Method 2: Pass Constructor method generates objects
String str1 = new String(" hello word ");
Method 3: Generate objects through character array
char[] data = new char[]{'a', 'b' ,'c'};
Method 4: Convert to string through String's static method valueOf (any data type) = > (commonly used)
String str2 = String.valueOf(10 );
Literal value: The value written directly is called literal value
10 – > int literal value
10.1 --> double literal
true --> boolean literal
" abc " – > String literal
The literal of a string is actually a string object
String str = “hello word”;
String str2 = str;
At this time, this is both a string literal and a string object. In order to facilitate understanding, draw a picture. This is to facilitate our understanding. For the time being, we think it is stored on the heap. In fact, 
is stored in the method area. If we let str2 = "Hello" at this time, it will not affect the output of str because it is enclosed by " ". Hello is also a string object, which means that a new space is opened on the heap at this time, and str2 saves the address space of the new object at this time, which has no effect on str
When comparing whether all reference data types are equal, use the equals method to compare. The common classes in JDK have overridden the equals method, and you can use it directly
Reference data types What is compared using == is the address
The picture below shows two references pointing to the same address space, which is related to the constant pool of strings 
The picture below produces two objects and two addresses Space, using == returns false
The comparison of equals is a case-sensitive comparison
The equalsIgnoreCase method is a case-insensitive comparison
When used When the direct assignment method generates a string object, the JVM will maintain a string constant pool. If the object does not exist in the heap, a string object will be generated and added to the string constant pool; when the direct assignment method continues to be used When generating a string object, the JVM finds that the content pointed to by the reference already exists in the constant pool. At this time, it no longer creates a new string object, but directly reuses the existing object. This is why the three in the figure above The reference points to the same block address 
When the object is generated for the first time, there is nothing in the constant pool, so a string object is generated and stored in the constant pool. When the second When the object is generated three times, the JVM finds that the same content already exists in the constant pool, so it no longer generates a new object and directly points to the same address space as str1
The program is executed from right to left. At this time, the right side of the first line of code is a string constant, which is also a string object, so first open up a space in the constant pool, and then create a new one The string object is stored, and the program is executed to the left. When the new keyword is encountered, a new object is created and stored in the heap. Then str1 points to the object in the heap. When pointing to the second and third lines of code, the constant pool is found. The object already exists in the object and will not be created again. When the new keyword is encountered, a new object will be created. The memory diagram is as follows: 
String class provides The intern method, which is a local method: 
Calling the intern method will save the object pointed to by the current string reference to the string constant pool. There are two situations:
1. If If the object already exists in the current constant pool, no new object will be generated and the String object in the constant pool will be returned.

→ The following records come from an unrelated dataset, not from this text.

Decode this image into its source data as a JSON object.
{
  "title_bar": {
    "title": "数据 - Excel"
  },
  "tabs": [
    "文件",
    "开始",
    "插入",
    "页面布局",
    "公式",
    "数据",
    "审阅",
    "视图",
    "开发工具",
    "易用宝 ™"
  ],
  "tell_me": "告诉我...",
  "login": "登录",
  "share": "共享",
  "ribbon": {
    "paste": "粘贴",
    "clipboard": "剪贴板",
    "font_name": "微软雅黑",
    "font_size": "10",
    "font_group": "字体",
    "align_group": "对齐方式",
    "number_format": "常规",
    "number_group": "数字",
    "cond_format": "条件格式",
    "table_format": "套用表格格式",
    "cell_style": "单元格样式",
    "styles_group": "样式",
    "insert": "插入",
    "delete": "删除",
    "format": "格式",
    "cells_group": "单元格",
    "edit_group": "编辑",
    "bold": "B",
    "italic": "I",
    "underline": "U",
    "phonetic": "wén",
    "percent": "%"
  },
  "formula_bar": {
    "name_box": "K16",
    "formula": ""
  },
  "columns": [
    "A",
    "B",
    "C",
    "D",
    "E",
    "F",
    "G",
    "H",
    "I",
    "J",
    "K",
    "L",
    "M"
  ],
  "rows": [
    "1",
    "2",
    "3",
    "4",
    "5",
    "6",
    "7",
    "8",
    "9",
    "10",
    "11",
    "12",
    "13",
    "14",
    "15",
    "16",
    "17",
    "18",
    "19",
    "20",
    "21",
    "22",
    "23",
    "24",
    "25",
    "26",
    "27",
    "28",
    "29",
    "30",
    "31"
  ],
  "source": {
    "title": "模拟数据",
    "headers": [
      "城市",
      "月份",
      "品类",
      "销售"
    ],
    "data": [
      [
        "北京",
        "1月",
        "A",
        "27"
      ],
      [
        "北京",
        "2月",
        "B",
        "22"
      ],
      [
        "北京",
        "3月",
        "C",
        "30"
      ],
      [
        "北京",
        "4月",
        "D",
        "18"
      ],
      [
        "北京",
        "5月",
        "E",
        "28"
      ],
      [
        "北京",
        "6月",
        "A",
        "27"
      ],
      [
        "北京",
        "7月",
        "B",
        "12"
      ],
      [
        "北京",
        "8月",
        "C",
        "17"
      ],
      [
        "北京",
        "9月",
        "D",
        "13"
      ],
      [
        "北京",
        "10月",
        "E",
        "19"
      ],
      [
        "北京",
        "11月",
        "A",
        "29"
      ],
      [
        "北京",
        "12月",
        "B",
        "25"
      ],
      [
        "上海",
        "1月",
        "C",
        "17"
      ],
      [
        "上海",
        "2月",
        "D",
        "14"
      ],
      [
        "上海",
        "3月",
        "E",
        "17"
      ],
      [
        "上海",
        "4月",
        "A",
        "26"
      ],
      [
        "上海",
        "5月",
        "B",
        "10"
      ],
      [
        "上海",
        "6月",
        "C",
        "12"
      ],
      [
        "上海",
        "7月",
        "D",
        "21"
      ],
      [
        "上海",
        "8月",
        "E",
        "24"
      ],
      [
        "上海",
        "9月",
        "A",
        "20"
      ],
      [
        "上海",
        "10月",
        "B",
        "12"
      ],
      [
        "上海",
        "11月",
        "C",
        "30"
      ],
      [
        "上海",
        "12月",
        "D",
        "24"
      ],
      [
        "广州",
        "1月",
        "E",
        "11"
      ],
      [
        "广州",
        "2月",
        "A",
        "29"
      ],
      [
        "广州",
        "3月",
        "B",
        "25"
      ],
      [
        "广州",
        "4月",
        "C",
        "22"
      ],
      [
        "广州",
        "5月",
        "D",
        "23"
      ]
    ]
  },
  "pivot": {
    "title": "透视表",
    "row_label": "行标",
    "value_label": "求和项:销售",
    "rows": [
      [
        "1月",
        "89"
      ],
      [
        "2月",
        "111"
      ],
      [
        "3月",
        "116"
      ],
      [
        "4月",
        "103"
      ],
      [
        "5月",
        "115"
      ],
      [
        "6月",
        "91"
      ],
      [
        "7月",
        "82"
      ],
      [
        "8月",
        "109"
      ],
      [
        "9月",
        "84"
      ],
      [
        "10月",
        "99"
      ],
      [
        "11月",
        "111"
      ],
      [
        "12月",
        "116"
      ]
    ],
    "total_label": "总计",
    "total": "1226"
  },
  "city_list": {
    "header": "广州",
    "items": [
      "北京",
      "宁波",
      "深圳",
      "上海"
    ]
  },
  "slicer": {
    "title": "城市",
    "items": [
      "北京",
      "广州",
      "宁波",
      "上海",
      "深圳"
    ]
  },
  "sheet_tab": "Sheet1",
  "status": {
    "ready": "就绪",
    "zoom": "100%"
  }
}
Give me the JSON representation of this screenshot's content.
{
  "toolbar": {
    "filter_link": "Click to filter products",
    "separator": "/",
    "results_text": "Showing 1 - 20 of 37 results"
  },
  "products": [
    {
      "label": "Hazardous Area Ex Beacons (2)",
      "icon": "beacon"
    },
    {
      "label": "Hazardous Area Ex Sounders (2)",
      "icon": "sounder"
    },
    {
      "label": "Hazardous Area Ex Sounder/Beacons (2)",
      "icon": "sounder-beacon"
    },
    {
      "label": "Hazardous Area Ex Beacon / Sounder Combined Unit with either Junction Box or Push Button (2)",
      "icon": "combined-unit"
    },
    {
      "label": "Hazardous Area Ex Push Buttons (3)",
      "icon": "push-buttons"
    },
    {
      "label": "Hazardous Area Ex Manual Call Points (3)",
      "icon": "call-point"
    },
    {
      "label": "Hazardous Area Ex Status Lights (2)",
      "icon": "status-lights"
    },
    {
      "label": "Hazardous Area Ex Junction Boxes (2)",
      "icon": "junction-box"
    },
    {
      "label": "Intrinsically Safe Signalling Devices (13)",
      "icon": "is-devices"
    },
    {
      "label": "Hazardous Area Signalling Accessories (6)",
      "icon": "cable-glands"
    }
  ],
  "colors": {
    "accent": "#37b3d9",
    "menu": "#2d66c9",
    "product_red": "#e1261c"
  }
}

2. If the object does not exist in the current constant pool, the object will be put into the pool and returned to the pool. the following address.

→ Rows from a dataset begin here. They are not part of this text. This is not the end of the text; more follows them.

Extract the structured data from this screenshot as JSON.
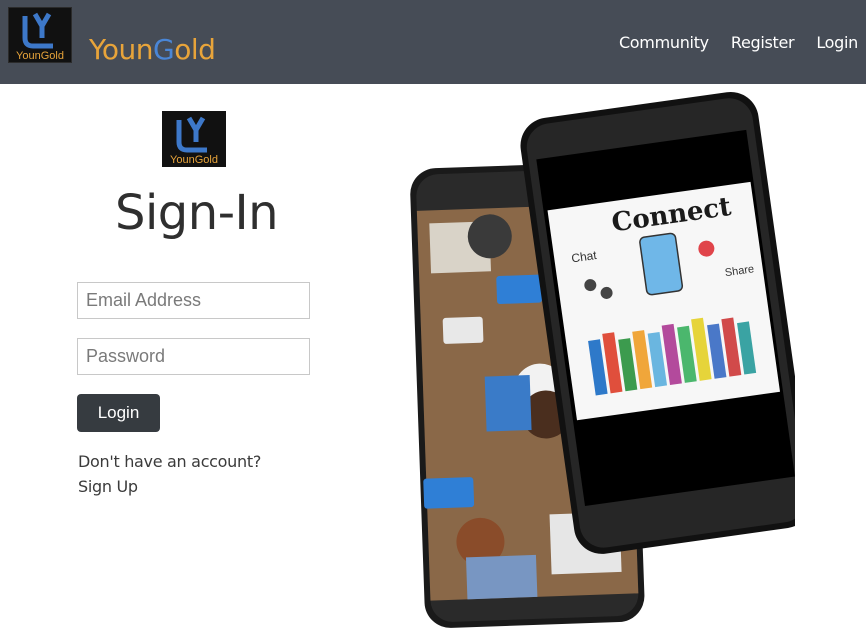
{
  "header": {
    "logo_text": "YounGold",
    "brand": {
      "part1": "Youn",
      "part2": "G",
      "part3": "old"
    },
    "nav": [
      "Community",
      "Register",
      "Login"
    ]
  },
  "form": {
    "logo_text": "YounGold",
    "title": "Sign-In",
    "email_placeholder": "Email Address",
    "password_placeholder": "Password",
    "submit_label": "Login",
    "signup_prompt": "Don't have an account?",
    "signup_link": "Sign Up"
  },
  "illustration": {
    "screen_text": "Connect",
    "labels": [
      "Chat",
      "Share"
    ]
  },
  "colors": {
    "navbar": "#464c56",
    "brand_gold": "#e8a43a",
    "brand_blue": "#4a86d6",
    "button": "#363b40"
  }
}
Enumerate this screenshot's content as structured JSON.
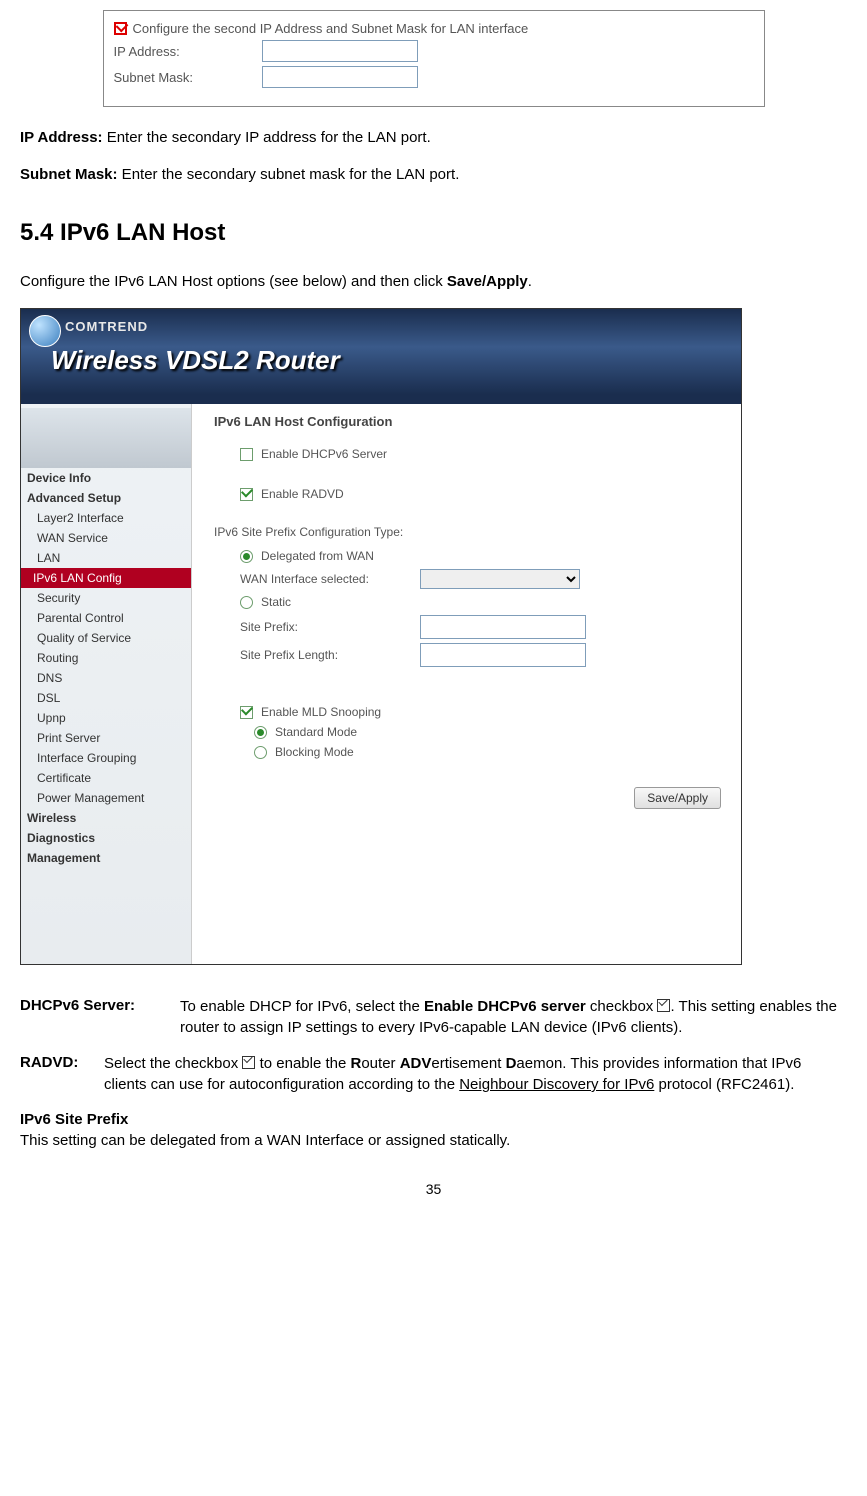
{
  "fig1": {
    "config_label": "Configure the second IP Address and Subnet Mask for LAN interface",
    "ip_label": "IP Address:",
    "subnet_label": "Subnet Mask:"
  },
  "para_ip_label": "IP Address:",
  "para_ip_text": " Enter the secondary IP address for the LAN port.",
  "para_subnet_label": "Subnet Mask:",
  "para_subnet_text": " Enter the secondary subnet mask for the LAN port.",
  "section_heading": "5.4  IPv6  LAN  Host",
  "section_intro_a": "Configure the IPv6 LAN Host options (see below) and then click ",
  "section_intro_b": "Save/Apply",
  "section_intro_c": ".",
  "router": {
    "brand": "COMTREND",
    "title": "Wireless VDSL2 Router",
    "sidebar": {
      "device_info": "Device Info",
      "advanced_setup": "Advanced Setup",
      "layer2": "Layer2 Interface",
      "wan": "WAN Service",
      "lan": "LAN",
      "ipv6": "IPv6 LAN Config",
      "security": "Security",
      "parental": "Parental Control",
      "qos": "Quality of Service",
      "routing": "Routing",
      "dns": "DNS",
      "dsl": "DSL",
      "upnp": "Upnp",
      "print": "Print Server",
      "iface_group": "Interface Grouping",
      "cert": "Certificate",
      "power": "Power Management",
      "wireless": "Wireless",
      "diag": "Diagnostics",
      "mgmt": "Management"
    },
    "content": {
      "title": "IPv6 LAN Host Configuration",
      "enable_dhcpv6": "Enable DHCPv6 Server",
      "enable_radvd": "Enable RADVD",
      "prefix_type": "IPv6 Site Prefix Configuration Type:",
      "delegated": "Delegated from WAN",
      "wan_selected": "WAN Interface selected:",
      "static": "Static",
      "site_prefix": "Site Prefix:",
      "site_prefix_len": "Site Prefix Length:",
      "enable_mld": "Enable MLD Snooping",
      "standard_mode": "Standard Mode",
      "blocking_mode": "Blocking Mode",
      "save": "Save/Apply"
    }
  },
  "defs": {
    "dhcp_label": "DHCPv6 Server:",
    "dhcp_a": "To enable DHCP for IPv6, select the ",
    "dhcp_b": "Enable DHCPv6 server",
    "dhcp_c": " checkbox ",
    "dhcp_d": ". This setting enables the router to assign IP settings to every IPv6-capable LAN device (IPv6 clients).",
    "radvd_label": "RADVD:",
    "radvd_a": "Select the checkbox ",
    "radvd_b": " to enable the ",
    "radvd_c": "R",
    "radvd_d": "outer ",
    "radvd_e": "ADV",
    "radvd_f": "ertisement ",
    "radvd_g": "D",
    "radvd_h": "aemon. This provides information that IPv6 clients can use for autoconfiguration according to the ",
    "radvd_i": "Neighbour Discovery for IPv6",
    "radvd_j": " protocol (RFC2461).",
    "prefix_h": "IPv6 Site Prefix",
    "prefix_t": "This setting can be delegated from a WAN Interface or assigned statically."
  },
  "page_number": "35"
}
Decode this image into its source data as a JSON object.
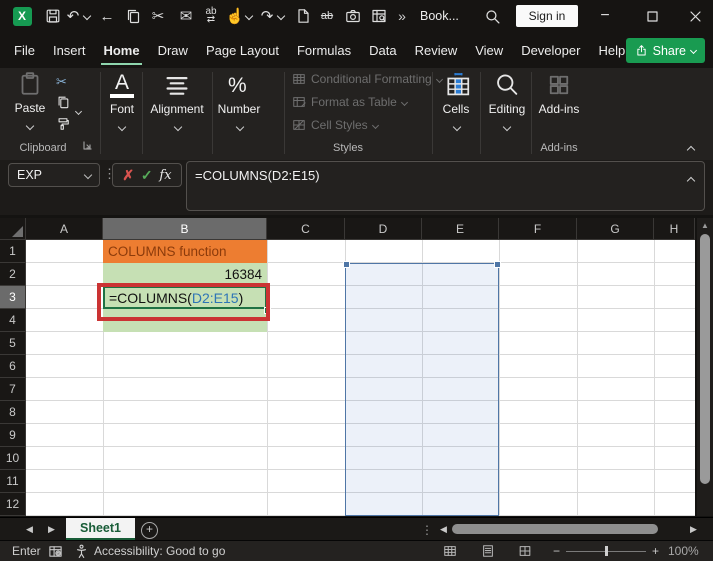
{
  "window": {
    "title": "Book...",
    "sign_in": "Sign in"
  },
  "menu": {
    "items": [
      "File",
      "Insert",
      "Home",
      "Draw",
      "Page Layout",
      "Formulas",
      "Data",
      "Review",
      "View",
      "Developer",
      "Help"
    ],
    "share": "Share"
  },
  "ribbon": {
    "paste": "Paste",
    "clipboard_group": "Clipboard",
    "font_group": "Font",
    "alignment_group": "Alignment",
    "number_group": "Number",
    "conditional_formatting": "Conditional Formatting",
    "format_as_table": "Format as Table",
    "cell_styles": "Cell Styles",
    "styles_group": "Styles",
    "cells": "Cells",
    "editing": "Editing",
    "addins": "Add-ins",
    "addins_group": "Add-ins"
  },
  "formula_bar": {
    "name_box": "EXP",
    "fx": "fx",
    "formula": "=COLUMNS(D2:E15)"
  },
  "grid": {
    "columns": [
      "A",
      "B",
      "C",
      "D",
      "E",
      "F",
      "G",
      "H"
    ],
    "rows": [
      "1",
      "2",
      "3",
      "4",
      "5",
      "6",
      "7",
      "8",
      "9",
      "10",
      "11",
      "12"
    ],
    "b1": "COLUMNS function",
    "b2": "16384",
    "b3_prefix": "=COLUMNS(",
    "b3_ref": "D2:E15",
    "b3_suffix": ")"
  },
  "tabs": {
    "sheet1": "Sheet1"
  },
  "status": {
    "mode": "Enter",
    "accessibility": "Accessibility: Good to go",
    "zoom": "100%"
  },
  "icons": {
    "excel_logo": "X",
    "undo": "↶",
    "redo": "↷",
    "back": "←",
    "cut": "✂",
    "mail": "✉",
    "touch": "☝",
    "ab": "ab",
    "swap": "⇄",
    "more": "»",
    "percent": "%",
    "font_a": "A",
    "dots": "⋮",
    "cancel": "✗",
    "check": "✓",
    "up_arrow": "▲",
    "left_arrow": "◀",
    "right_arrow": "▶",
    "minus": "−",
    "plus": "+"
  }
}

1. Take a look at the output of the following lines of code 
Because the intern method has a return value, str1 only calls the intern method at this time and does not receive the return value. So str1 still points to the object in the heap, str2 points to the object in the constant pool, so false is returned; 
As long as the return value of calling the intern method is received, true will be returned; 
At this point, the object pointed to by str1 is manually added to the pool. The object already exists in the pool. Directly let str1 point to the object. 
2. Take a look at the following lines of code Output
When manually entering the pool, there is nothing in the pool, so it is moved directly into the constant pool
Note: The so-called string immutability means that the content of the string is immutable, and References that are not strings cannot be changed
The immutable here refers to "hello", "world", "helloworld", "!!!", and the spliced "helloworld!!!" "These already created string objects cannot modify their contents once declared, but the references can be changed. One will point to hello, another will point to helloworld, and another will point to hello world! ! ! , this is all possible
A string is just a character array -> char[], the string is actually stored in the character array. Why can't the content of the string be changed? Let's take a look at the source code of the string and find out. 
We can see that the character array inside String is encapsulated. This character array cannot be accessed from outside the String class, let alone changing the content of the string
String str = " hello ";
1. Destroy the encapsulation of the value array through reflection at runtime
2. Use StringBuilder or StringBuffer instead Class - - is no longer a type
a.StringBuilder: thread-safe, strong performance
b.StringBuffer: thread-safe, poor performance
In addition, the usage of the two classes is exactly the same
If you need to splice strings frequently, use the append method of the StringBuilder class. Only one object is generated here, which will become hello for a while and hello world for a while.
The StringBuilder class and String are two independent classes. The StringBuilder class was created to solve the problem of string splicing.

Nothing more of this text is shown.